Financial Crime World

Slovakia Tightens Banking Regulations to Combat Financial Crime

Strengthening Measures Against Money Laundering

In an effort to strengthen its stance against financial crime and money laundering, Slovakia has implemented new banking regulations. These measures aim to enhance the country’s ability to combat financial crime while ensuring compliance with EU and UN sanctions.

Key Provisions of the New Regulations

  • Reporting Unusual Transactions: Financial institutions are required to report unusual transactions to the Financial Intelligence Unit without delay.
  • Defining “Unusual Financial Transactions”: The regulations define “unusual financial transactions” as any transaction where there is a reasonable assumption that the customer or beneficial owner is a person subject to international sanctions.
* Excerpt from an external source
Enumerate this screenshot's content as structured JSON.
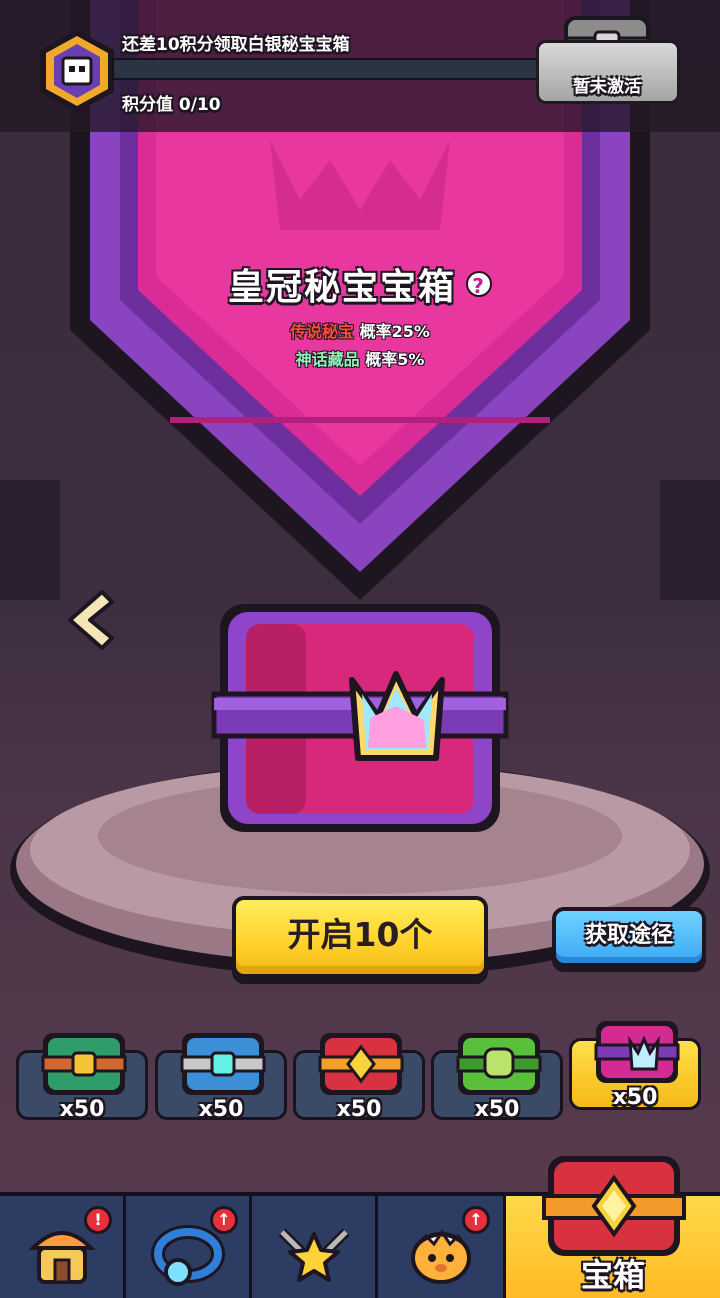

Obligations of Banks and Foreign Bank Branches

  • Providing Quarterly Lists: Banks and foreign bank branches are required to provide the Monetary Fund of the Slovak Republic (MF SR) with a quarterly list of clients who are subject to international sanctions implemented in accordance with Act No. 289/2016 Coll. and applicable EU regulations.
    • The list must include account numbers and balances for these clients.
  • Notifying Sanctioned Persons: Banks are obligated to notify the MF SR if they identify any clients as sanctioned persons, within time limits set by the regulator.

Purpose of the New Regulations

The new regulations aim to enhance Slovakia’s ability to combat financial crime and money laundering, while ensuring compliance with EU and UN sanctions. By implementing these measures, the country can better protect its financial system from illicit activities and maintain a strong reputation in the international community.